ORIGINE : Jugement du Tribunal d’Instance du HAVRE en date du 25 Août 2015 -
RG n° 1112001034
Arrêt de la Cour d’Appel de ROUEN en date du 6 Octobre 2016 – RG n° 15/05628
Arrêt de la Cour de Cassation en date du 13 Février 2019 – Pourvoi n° B17-10.925
COUR D’APPEL DE CAEN
DEUXIEME CHAMBRE CIVILE ET COMMERCIALE
RENVOI DE CASSATION
ARRET DU 07 JANVIER 2021
APPELANT :
POLE EMPLOI pris en son établissement POLE EMPLOI NORMANDIE
[…]
[…]
[…]
représenté par Me Jean-Jacques SALMON, avocat au barreau de CAEN,
assisté de Me Marie LESIEUR-GUINAULT, avocat au barreau du HAVRE
INTIMEE :
Madame A Y épouse X
née le […] à […]
[…]
[…]
représentée par Me Mickaël DARTOIS, avocat au barreau de CAEN
assistée de Me Anne TUGAUT, avocat au barreau du HAVRE,
COMPOSITION DE LA COUR LORS DES DEBATS ET DU DELIBERE :
Mme GOUARIN, Conseillère, faisant fonction de Président,
Mme VIAUD, Conseillère,
Mme COURTADE, Conseillère,
DEBATS : A l’audience publique du 22 Octobre 2020
GREFFIER : Mme ANCEL, Greffier
ARRET prononcé publiquement le 07 janvier 2021 à 14h00 par mise à disposition de l’arrêt au greffe de la cour, les parties en ayant été préalablement avisées dans les conditions prévues au deuxième alinéa de l’article 450 du code de procédure civile et signé par Mme GOUARIN, Conseillère, faisant fonction de Président, et Mme LE GALL, greffier
EXPOSE DU LITIGE
Mme Y épouse X A, adjoint administratif de l’Education nationale et de l’enseignement supérieur, a été affectée le 1er septembre 2003 à l’université de Paris Sorbonne.

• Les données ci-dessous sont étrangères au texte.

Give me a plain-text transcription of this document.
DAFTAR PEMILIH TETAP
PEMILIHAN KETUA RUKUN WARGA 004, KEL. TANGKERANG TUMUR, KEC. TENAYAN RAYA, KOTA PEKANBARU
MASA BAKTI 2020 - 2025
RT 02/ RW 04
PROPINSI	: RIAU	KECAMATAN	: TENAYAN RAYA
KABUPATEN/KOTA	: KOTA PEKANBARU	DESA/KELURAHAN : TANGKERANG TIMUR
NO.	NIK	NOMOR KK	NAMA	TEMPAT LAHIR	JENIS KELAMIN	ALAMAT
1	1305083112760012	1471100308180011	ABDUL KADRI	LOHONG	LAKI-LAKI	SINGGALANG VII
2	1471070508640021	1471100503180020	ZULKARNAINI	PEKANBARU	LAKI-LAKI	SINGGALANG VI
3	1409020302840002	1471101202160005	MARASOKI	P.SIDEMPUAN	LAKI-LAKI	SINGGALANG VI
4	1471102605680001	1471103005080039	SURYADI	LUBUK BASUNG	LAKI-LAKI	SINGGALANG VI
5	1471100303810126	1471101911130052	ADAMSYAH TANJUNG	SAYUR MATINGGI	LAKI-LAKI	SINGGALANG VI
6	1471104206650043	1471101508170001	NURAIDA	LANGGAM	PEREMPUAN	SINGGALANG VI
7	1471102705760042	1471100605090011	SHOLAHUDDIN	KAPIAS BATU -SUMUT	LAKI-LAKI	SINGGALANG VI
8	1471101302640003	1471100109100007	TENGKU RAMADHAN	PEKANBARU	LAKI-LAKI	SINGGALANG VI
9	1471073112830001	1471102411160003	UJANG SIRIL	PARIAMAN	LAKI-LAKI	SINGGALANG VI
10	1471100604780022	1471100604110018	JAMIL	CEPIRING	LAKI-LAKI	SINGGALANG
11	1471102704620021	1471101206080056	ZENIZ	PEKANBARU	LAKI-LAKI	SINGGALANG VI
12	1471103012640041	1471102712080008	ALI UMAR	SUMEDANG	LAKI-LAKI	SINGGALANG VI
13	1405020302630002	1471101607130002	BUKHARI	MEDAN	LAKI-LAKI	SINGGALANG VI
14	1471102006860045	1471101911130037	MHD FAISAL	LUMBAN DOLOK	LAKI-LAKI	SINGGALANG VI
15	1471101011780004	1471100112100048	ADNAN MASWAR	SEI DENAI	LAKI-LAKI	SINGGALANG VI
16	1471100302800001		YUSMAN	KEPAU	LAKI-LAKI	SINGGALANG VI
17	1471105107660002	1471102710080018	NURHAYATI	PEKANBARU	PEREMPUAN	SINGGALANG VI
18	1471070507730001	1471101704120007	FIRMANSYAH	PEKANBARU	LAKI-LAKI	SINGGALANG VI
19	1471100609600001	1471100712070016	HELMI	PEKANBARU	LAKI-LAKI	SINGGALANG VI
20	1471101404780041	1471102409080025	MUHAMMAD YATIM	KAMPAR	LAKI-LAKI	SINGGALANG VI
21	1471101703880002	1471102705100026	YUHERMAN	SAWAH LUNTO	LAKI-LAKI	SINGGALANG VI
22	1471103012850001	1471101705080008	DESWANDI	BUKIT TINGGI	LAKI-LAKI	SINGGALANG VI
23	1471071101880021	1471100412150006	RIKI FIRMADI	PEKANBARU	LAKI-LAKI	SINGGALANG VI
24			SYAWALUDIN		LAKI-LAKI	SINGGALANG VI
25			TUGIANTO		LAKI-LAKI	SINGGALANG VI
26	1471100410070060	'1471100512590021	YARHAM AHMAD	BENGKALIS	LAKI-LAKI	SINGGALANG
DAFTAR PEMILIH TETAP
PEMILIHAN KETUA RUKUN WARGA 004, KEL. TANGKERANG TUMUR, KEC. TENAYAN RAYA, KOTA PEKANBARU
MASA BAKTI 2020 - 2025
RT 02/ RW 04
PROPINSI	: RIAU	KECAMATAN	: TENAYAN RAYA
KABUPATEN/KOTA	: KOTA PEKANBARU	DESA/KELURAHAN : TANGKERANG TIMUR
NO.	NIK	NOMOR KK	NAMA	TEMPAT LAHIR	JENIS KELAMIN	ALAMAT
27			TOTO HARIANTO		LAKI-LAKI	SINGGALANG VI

Par arrêté du 11 juillet 2006, elle a été mise en disponibilité à compter du 1er septembre 2006 pour suivre son conjoint, disponibilité qui a été renouvelée les années suivantes pour le même motif.
Mme X a travaillé dans le secteur privé dans le cadre de plusieurs contrats à durée déterminée entre le 5 février 2007 et le 29 juin 2007 puis entre le 10 septembre 2007 et le 11 juillet 2008.
Mme X a été indemnisée par Pôle Emploi au titre de l’allocation de retour à l’emploi du 4 août 2008 au 27 mars 2010.
Par lettre recommandée du 28 octobre 2010, Pôle Emploi a mis en demeure Mme X de lui rembourser la somme de 9.990,83 indûment perçue.
A la demande de Mme X, Pôle Emploi a effectué une remise partielle de la dette ainsi qu’une régularisation, l’arriéré s’élevant alors à la somme de 4.761,60 euros.
Par arrêté du 19 juillet 2011 pris par le recteur d’académie de Paris, Mme X a été réintégrée pour ordre et mutée dans l’Académie scolaire de Rouen à compter du 1er septembre 2011.
Par ordonnance rendue le 4 juin 2012 par le président du tribunal d’instance du Havre, Mme X a été condamnée à verser à Pôle Emploi la somme de 5.240,83 euros en principal.
Par déclaration reçue le 5 juillet 2012, Mme X a formé opposition à l’ordonnance d’injonction de payer signifiée le 7 juin 2012.
Par jugement du 25 août 2015, le tribunal d’instance du Havre a
— déclaré recevable l’opposition de Mme X ;
— dit qu’elle a mis à néant 'l’opposition à l’injonction de payer’ ;
— déclaré fondée l’opposition de Mme X ;
— débouté Pôle Emploi de ses demandes ;
— condamné Pôle Emploi à payer à Mme X la somme de 500 euros en application de l’article 700 du code de procédure civile ;
— condamné Pôle Emploi aux dépens, y compris ceux de la procédure d’injonction de payer.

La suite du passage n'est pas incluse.